Le petit enfant tend de toutes ses forces à la croissance. Puis, au fil des ans, l’élan ralentit. Il atteint l’équilibre de l’âge mûr, lequel, par d’imperceptibles signes, lui annonce la vieillesse. Cette décroissance physique ne l’enthousiasme pas, mais l’arrivée des nouvelles générations le console un peu, qui supplée à sa croissance défaillante.
Un entrepreneur se fait sa place, acquiert des clients, se diversifie, crée des filiales. Comme rien de vivant ne va jamais de plus en plus, les inévitables périodes creuses le contraignent à réduire la voilure, à se recentrer sur les productions de base, peut-être à débaucher. Une décroissance, même bien conduite et salvatrice, n’est jamais triomphante. Il s’agit juste de survivre, en espérant le retour de la croissance.
A Lausanne, on voit des vitrines vides. Des maisons de jouets, de disques, d’habits et de chaussures qui défiaient les siècles ont disparu. Le fleuriste de la place du Grand-Saint-Jean a fait place à un magasin d’habits. Les échoppes de barbiers et les ongleries se multiplient. Esprit abandonne la rue de Bourg, Ausoni Frères laisse un trou béant à Saint-François. Succès du commerce en ligne? appauvrissement des ménages? autophobie lausannoise? Quoi qu’il en soit, cette décroissance économique nous inspire un sentiment de regret et de tristesse. Mais rien de vivant ne va de moins en moins. La croissance n’empêche pas d’envisager la décroissance et la décroissance est supportée dans l’espoir d’une nouvelle croissance.
La question qu’on se pose aujourd’hui est celle de la décroissance volontaire. La période du covid fut dans un premier temps une puissante expérience de décroissance forcée: moins de déplacements et de vacances, moins de congrès dans les îles. Le ciel était pur, débarrassé des traînées blanches des avions à réaction. Le consommateur redécouvrait la vraie vie, les vrais légumes, les vrais cultivateurs. Le soir, les balcons applaudissaient les infirmières. Le monde mythique d’avant réémergeait. Et l’on se prenait à rêver. Cet avertissement salutaire que nous lançait la nature, revisitée ou non par des savants chinois, allait-il remettre le monde à l’endroit? La décroissance maîtrisée était à nos portes. Il suffisait de le vouloir.
Las! Le covid passé, ce volontarisme décroissant n’a pas tenu une semaine. C’est peu dire. On s’est mis à produire, à consommer, à voyager aussi loin que possible, avec frénésie, pour rattraper le temps perdu. La décroissance volontaire est-elle impensable?

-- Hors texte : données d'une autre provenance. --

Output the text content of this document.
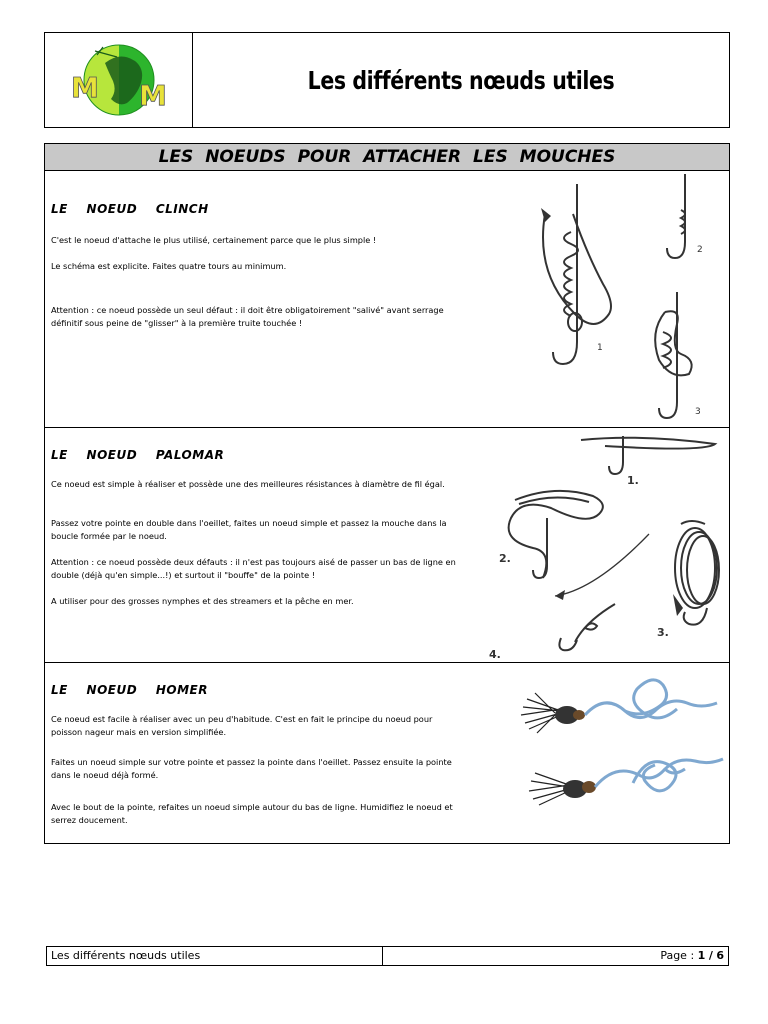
M M	Les différents nœuds utiles
LES NOEUDS POUR ATTACHER LES MOUCHES
LE NOEUD CLINCH
C'est le noeud d'attache le plus utilisé, certainement parce que le plus simple !
Le schéma est explicite. Faites quatre tours au minimum.
Attention : ce noeud possède un seul défaut : il doit être obligatoirement "salivé" avant serrage définitif sous peine de "glisser" à la première truite touchée !
1
2
3
LE NOEUD PALOMAR
Ce noeud est simple à réaliser et possède une des meilleures résistances à diamètre de fil égal.
Passez votre pointe en double dans l'oeillet, faites un noeud simple et passez la mouche dans la boucle formée par le noeud.
Attention : ce noeud possède deux défauts : il n'est pas toujours aisé de passer un bas de ligne en double (déjà qu'en simple...!) et surtout il "bouffe" de la pointe !
A utiliser pour des grosses nymphes et des streamers et la pêche en mer.
1.
2.
3.
4.
LE NOEUD HOMER
Ce noeud est facile à réaliser avec un peu d'habitude. C'est en fait le principe du noeud pour poisson nageur mais en version simplifiée.
Faites un noeud simple sur votre pointe et passez la pointe dans l'oeillet. Passez ensuite la pointe dans le noeud déjà formé.
Avec le bout de la pointe, refaites un noeud simple autour du bas de ligne. Humidifiez le noeud et serrez doucement.
Les différents nœuds utiles	Page : 1 / 6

Un individu seul a tout loisir de décider pour son compte de produire et de consommer moins, par ascèse personnelle ou pour choyer la planète. Ce n’est pas facile, mais c’est jouable. Ça l’est déjà moins si l’individu a une famille. Mais quel patron d’entreprise pourrait en faire autant sans se saborder face à ses concurrents et courir à la faillite? Quant à une décroissance générale, comment un Etat incapable de maîtriser une propre croissance interne exponentielle, pourrait-il maîtriser celle des autres?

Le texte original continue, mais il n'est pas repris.